Fiscal Management: The 70% Debt Warning
The Bank of Israel has taken a firm stance against “unnecessary” government spending, urging the Netanyahu administration to maintain “careful fiscal management.”
- Deficit Targets: The government recently raised the 2026 budget deficit target to 5.1% of GDP (up from 3.9%). The central bank warned that if the war continues to drain resources without offsets, Israel’s debt-to-GDP ratio could hit 70%, a level that could trigger credit rating downgrades.
- The “War Budget” Pivot: Earlier today, the Knesset gave final approval to a 699-billion shekel ($221 billion) defense-heavy budget, narrowly avoiding a snap election but cementing a massive shift of capital from civilian infrastructure to military operations.

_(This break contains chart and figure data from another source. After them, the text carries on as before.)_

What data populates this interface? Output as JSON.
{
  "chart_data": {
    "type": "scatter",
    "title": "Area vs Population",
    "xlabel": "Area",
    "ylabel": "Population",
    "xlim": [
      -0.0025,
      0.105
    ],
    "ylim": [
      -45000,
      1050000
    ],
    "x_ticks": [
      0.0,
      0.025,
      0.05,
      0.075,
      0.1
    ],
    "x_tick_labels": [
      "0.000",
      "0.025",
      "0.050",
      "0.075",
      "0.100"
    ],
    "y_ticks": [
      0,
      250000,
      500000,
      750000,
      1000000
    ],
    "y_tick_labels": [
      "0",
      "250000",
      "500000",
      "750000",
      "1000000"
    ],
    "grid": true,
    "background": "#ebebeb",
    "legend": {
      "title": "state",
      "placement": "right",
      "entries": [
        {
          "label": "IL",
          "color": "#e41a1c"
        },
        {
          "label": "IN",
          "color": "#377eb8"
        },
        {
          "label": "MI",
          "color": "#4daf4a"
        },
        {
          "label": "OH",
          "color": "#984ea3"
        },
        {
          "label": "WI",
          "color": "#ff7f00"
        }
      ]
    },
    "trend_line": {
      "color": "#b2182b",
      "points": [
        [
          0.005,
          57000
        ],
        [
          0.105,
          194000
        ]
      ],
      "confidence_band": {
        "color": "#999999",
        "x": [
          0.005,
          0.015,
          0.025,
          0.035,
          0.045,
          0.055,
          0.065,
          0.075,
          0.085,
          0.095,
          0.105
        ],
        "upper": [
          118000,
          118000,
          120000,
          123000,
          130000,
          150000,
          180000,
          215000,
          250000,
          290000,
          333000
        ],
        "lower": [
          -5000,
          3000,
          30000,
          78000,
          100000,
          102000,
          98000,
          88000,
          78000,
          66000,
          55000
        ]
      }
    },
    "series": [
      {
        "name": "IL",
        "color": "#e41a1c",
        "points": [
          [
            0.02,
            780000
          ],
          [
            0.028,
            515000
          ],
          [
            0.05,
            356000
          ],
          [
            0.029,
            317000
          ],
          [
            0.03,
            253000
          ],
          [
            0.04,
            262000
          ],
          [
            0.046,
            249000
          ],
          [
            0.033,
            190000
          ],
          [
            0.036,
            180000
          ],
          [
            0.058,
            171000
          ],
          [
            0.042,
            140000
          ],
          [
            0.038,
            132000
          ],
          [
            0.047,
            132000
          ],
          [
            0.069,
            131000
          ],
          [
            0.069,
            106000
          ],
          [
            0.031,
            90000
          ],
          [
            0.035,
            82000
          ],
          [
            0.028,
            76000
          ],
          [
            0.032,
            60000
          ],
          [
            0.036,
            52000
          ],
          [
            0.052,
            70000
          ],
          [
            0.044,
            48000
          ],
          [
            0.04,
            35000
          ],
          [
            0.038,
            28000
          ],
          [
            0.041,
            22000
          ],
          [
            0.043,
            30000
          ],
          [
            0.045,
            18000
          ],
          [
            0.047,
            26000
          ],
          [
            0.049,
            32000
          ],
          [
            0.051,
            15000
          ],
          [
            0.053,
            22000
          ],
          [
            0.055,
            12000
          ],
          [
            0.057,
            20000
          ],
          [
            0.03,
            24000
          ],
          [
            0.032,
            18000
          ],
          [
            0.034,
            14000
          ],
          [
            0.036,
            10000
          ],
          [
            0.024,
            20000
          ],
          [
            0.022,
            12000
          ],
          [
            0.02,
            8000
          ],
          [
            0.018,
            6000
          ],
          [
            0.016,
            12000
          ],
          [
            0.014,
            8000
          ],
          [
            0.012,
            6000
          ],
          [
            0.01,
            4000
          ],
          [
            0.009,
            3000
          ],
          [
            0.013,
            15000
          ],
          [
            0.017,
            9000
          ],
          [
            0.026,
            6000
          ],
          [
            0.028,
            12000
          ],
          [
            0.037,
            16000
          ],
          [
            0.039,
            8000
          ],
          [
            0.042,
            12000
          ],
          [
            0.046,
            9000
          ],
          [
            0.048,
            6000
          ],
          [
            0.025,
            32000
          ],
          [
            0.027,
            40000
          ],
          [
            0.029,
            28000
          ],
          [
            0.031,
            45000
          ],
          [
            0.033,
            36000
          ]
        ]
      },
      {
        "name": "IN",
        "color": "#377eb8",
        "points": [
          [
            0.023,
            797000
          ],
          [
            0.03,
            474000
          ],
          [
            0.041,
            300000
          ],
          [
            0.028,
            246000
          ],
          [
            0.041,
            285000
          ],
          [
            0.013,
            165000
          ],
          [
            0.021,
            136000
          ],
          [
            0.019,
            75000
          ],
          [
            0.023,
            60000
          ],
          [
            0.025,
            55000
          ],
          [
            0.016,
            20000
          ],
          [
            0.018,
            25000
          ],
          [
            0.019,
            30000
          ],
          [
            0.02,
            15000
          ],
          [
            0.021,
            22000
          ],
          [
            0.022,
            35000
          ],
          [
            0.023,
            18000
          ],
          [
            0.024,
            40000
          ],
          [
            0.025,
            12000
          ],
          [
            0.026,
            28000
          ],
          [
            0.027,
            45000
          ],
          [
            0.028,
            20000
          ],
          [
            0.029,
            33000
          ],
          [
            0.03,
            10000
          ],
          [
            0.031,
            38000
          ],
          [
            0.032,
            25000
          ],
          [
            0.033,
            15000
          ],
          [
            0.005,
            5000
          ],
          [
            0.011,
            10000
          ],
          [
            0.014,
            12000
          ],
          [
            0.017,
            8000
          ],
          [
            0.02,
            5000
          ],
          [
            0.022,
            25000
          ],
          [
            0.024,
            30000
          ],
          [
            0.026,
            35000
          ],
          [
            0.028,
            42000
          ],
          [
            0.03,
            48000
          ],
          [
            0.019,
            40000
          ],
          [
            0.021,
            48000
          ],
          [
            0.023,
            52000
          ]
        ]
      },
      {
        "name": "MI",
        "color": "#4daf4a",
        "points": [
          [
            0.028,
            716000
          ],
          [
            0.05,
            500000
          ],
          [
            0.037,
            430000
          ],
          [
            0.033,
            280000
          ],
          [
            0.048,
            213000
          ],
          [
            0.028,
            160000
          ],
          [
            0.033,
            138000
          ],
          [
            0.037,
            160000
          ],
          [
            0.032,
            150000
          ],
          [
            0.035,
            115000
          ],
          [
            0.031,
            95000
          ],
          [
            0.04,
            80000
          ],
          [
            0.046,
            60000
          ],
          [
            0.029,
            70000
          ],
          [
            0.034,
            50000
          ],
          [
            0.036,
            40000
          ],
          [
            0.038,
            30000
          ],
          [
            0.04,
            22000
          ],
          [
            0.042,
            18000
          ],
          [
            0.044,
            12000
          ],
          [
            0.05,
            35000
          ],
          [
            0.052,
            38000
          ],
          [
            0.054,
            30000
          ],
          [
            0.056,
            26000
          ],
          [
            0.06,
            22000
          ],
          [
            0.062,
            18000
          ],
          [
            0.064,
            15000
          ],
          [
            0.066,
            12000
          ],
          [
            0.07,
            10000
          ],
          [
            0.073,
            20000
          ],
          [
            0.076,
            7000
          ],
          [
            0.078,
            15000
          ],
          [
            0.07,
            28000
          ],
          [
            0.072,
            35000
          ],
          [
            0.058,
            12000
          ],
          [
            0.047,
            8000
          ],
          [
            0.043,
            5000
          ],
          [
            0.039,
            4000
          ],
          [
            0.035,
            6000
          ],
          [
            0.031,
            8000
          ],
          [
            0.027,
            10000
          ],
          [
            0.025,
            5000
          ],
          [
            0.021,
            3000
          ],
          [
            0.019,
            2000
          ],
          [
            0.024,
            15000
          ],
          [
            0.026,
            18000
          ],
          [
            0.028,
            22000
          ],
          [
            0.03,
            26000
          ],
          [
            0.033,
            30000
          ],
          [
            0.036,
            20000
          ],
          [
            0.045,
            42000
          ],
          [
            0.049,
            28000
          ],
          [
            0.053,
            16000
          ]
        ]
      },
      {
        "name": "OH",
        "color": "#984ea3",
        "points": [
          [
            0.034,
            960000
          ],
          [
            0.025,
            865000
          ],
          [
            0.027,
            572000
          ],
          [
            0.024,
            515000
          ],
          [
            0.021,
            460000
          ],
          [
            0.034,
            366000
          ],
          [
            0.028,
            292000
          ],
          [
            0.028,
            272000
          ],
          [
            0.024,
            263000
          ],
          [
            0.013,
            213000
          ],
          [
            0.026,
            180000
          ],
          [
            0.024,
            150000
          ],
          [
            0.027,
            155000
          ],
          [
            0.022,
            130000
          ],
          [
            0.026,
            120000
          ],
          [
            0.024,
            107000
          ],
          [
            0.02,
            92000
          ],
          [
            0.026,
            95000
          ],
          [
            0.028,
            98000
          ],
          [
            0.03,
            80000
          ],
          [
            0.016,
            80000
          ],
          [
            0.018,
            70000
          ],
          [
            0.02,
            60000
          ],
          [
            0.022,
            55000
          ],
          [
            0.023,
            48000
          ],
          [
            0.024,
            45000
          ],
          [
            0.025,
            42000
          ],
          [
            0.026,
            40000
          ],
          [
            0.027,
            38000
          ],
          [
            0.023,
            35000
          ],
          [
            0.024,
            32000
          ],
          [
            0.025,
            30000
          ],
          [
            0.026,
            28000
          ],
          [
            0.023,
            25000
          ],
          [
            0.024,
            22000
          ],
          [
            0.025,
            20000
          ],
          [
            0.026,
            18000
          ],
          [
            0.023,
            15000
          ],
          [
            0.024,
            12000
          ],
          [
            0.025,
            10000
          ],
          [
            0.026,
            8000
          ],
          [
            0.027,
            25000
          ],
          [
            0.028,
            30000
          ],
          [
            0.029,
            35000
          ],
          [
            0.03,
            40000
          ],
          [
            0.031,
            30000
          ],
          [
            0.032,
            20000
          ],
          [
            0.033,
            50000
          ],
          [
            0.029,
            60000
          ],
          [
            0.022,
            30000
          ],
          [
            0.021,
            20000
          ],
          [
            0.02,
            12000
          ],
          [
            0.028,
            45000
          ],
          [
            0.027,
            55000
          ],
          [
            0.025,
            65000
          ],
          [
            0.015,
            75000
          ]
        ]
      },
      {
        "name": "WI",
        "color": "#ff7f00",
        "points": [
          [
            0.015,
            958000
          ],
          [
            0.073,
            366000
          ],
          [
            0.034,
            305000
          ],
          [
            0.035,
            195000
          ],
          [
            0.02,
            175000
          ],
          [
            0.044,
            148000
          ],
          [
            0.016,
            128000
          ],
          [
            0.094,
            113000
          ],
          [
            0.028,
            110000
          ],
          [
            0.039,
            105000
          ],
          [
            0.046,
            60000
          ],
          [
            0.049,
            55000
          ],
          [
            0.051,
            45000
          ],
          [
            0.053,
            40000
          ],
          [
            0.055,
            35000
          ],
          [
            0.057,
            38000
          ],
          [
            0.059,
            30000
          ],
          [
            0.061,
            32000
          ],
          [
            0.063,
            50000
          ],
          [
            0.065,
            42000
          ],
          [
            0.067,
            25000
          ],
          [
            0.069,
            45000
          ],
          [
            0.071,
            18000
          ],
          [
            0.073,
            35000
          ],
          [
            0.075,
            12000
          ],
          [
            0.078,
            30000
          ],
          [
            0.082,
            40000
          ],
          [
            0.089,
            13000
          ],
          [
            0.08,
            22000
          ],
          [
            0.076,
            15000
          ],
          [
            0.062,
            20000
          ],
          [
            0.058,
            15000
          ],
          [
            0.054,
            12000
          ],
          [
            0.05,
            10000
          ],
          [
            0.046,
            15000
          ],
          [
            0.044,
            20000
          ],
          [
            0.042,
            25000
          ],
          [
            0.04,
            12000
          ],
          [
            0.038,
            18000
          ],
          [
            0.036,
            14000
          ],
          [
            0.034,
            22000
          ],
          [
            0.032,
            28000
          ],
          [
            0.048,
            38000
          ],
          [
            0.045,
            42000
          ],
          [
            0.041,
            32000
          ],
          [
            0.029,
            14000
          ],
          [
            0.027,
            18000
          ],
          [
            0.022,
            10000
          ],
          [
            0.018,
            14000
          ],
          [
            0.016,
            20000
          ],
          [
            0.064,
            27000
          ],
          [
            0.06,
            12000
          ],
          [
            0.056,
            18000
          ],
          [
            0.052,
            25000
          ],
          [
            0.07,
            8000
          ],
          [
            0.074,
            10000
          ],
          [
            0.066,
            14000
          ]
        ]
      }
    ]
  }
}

| Economic Metric | Pre-War Forecast (Jan 2026) | Current Forecast (Mar 30, 2026) |
| GDP Growth 2026 | 5.2% | 3.3% – 3.8% |
| Budget Deficit | 3.9% | 5.1% |
| Interest Rate | 4.0% (Stable) | 4.0% (Hold) |
| Debt-to-GDP | ~62% | Potential 70% |
A Global “Asymmetric Shock”
The Governor’s warnings mirror a new report from the International Monetary Fund (IMF), which characterized the Iran war as a “global, but asymmetric shock.” While advanced economies are feeling the pinch of inflation, the IMF warned that the “Strait of Hormuz blockade” has caused the largest oil supply disruption in history, dimming the recovery outlook for the entire Middle East.